Maybe you remember: it was a beautiful Tuesday morning, clear and sunny. I had spent a couple of early morning hours training with my martial arts teacher, and I was headed home to start in on my day’s obligations for my telecommuting job. I stopped at a health food store in Hamlin for a beverage – and it soon became clear that something was not right. The radio was tuned to NPR and the newspeople were still on the air, though it was now way past the time for the morning news programs.

And what they were saying made no sense.

“What… happened?” I asked the clerk.

She looked at me with a strange expression. “The World Trade Center… the towers are gone,” she said. “And the Pentagon’s been attacked.”

There was not much else to say. She rang me up, and I headed towards Honesdale. There was no flood of cars on the road, no indication of panic or a disaster. My very first thought, my main concern at that moment, was simple: “Is the Internet still up?”

Somewhat surprisingly, it was – and it didn’t take long to learn what had transpired while I was training. I had been spared the live sighting of the impact of the second plane, the one that made it obvious what was happening, the one that ripped apart all our preconceptions and let us know that we were now in a strange new world. The first plane to hit the towers could have been a fluke, a horrible accident, a tragic coincidence – but that second one spoke of planning, and malicious intent, and the possibility of more to come.

Thus began one of the worst periods of my life, and probably of yours.

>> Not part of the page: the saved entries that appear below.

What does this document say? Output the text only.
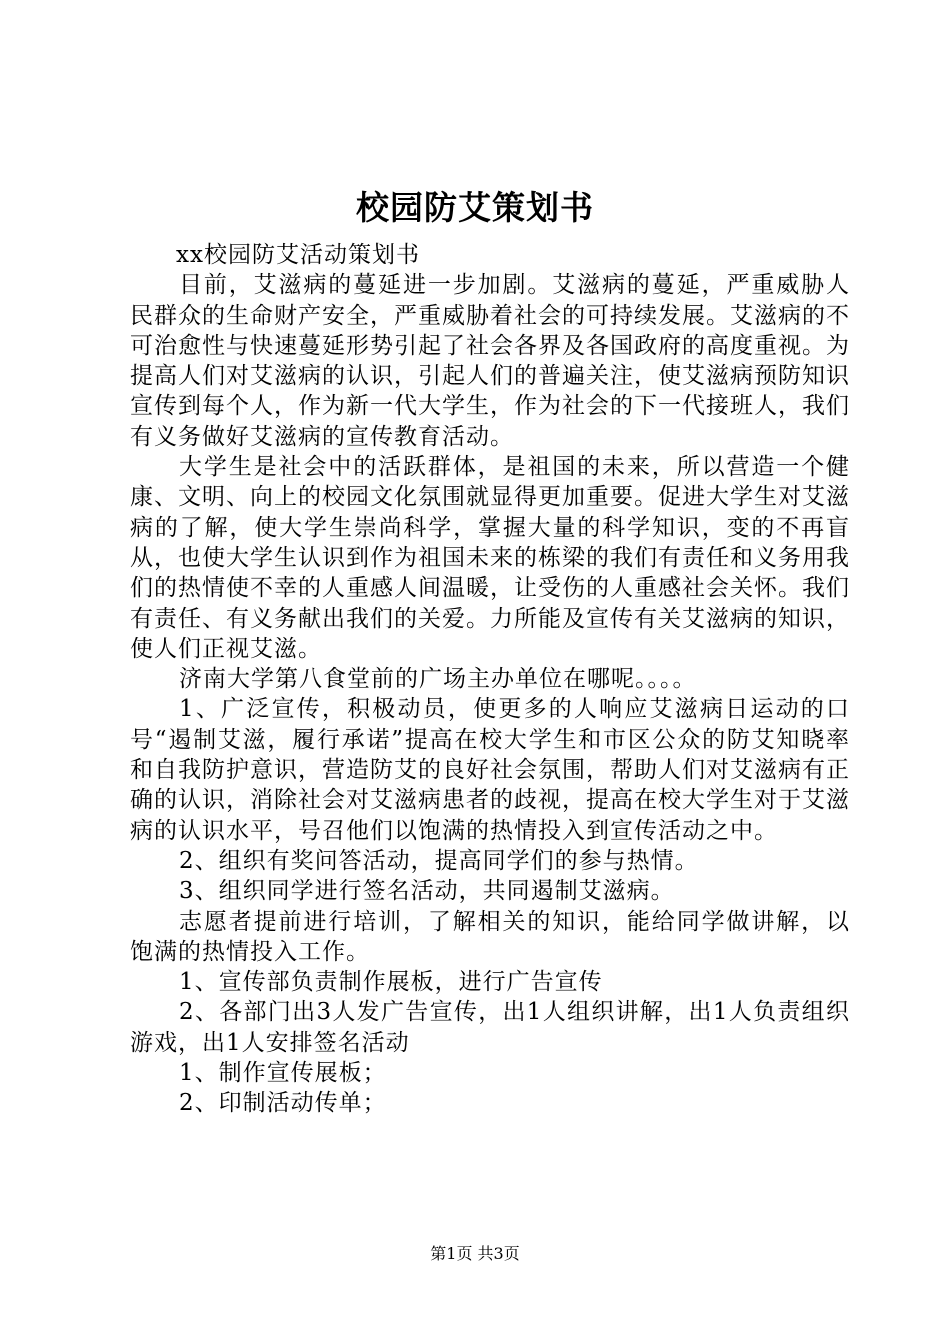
校园防艾策划书

xx校园防艾活动策划书

目前，艾滋病的蔓延进一步加剧。艾滋病的蔓延，严重威胁人民群众的生命财产安全，严重威胁着社会的可持续发展。艾滋病的不可治愈性与快速蔓延形势引起了社会各界及各国政府的高度重视。为提高人们对艾滋病的认识，引起人们的普遍关注，使艾滋病预防知识宣传到每个人，作为新一代大学生，作为社会的下一代接班人，我们有义务做好艾滋病的宣传教育活动。

大学生是社会中的活跃群体，是祖国的未来，所以营造一个健康、文明、向上的校园文化氛围就显得更加重要。促进大学生对艾滋病的了解，使大学生崇尚科学，掌握大量的科学知识，变的不再盲从，也使大学生认识到作为祖国未来的栋梁的我们有责任和义务用我们的热情使不幸的人重感人间温暖，让受伤的人重感社会关怀。我们有责任、有义务献出我们的关爱。力所能及宣传有关艾滋病的知识，使人们正视艾滋。

济南大学第八食堂前的广场主办单位在哪呢。。。。

1、广泛宣传，积极动员，使更多的人响应艾滋病日运动的口号“遏制艾滋，履行承诺”提高在校大学生和市区公众的防艾知晓率和自我防护意识，营造防艾的良好社会氛围，帮助人们对艾滋病有正确的认识，消除社会对艾滋病患者的歧视，提高在校大学生对于艾滋病的认识水平，号召他们以饱满的热情投入到宣传活动之中。

2、组织有奖问答活动，提高同学们的参与热情。

3、组织同学进行签名活动，共同遏制艾滋病。

志愿者提前进行培训，了解相关的知识，能给同学做讲解，以饱满的热情投入工作。

1、宣传部负责制作展板，进行广告宣传

2、各部门出3人发广告宣传，出1人组织讲解，出1人负责组织游戏，出1人安排签名活动

1、制作宣传展板；

2、印制活动传单；

第1页 共3页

But for some people, it was a glorious moment. I’m not just speaking of Osama bin Laden, Khalid Sheikh Mohammed, and the other terrorists of al Qaida. I am speaking of the people called “neoconservatives,” for whom the 9/11 attacks were nothing short of a Godsend.

The neoconservatives were (still are, though you don’t hear the term used much anymore, not in polite company at least) a group of foreign policy experts (including, among others, Richard Perle and Paul Wolfowitz) who were strongly influenced by the writings of a fellow named Leo Strauss. A good introduction to those ideas can be found in a 2003 article by Danny Postel called “Noble lies and perpetual war: Leo Strauss, the neocons, and Iraq.”

The neoconservatives did not see war as something to be avoided at all costs; indeed, they regarded it as actually beneficial to society. In its absence, Strauss argued, societies become too concerned with being comfortable – and turn weak, ineffectual, and decadent. (The profits to be realized from defense outlays are just so much icing on the cake, of course.) So 9/11 provided just the kind of energizing “Pearl Harbor moment” that the neocons thought America needed. “If we just … wage a total war,” Richard Perle wrote, “our children will sing great songs about us years from now.”

This fact has to be kept in mind when you hear people calling the “War on Terror” a “failure.” Consider the possibility that the goal was in fact to create a situation of perpetual war – if so, then the neocons have succeeded beyond their wildest expectations. All the so-called “blunders” of American policy in the Middle East, during the Bush Regime and after, from Abu Ghraib to drone attacks, actually make perfect sense: they have succeeded in keeping the region unstable, creating an unending stream of resentment and hatred towards America and the West, and guaranteeing that for generations to come someone will have good reason to come attack us.

If you want perpetual war, after all, you need a permanent and reliable supply of enemies.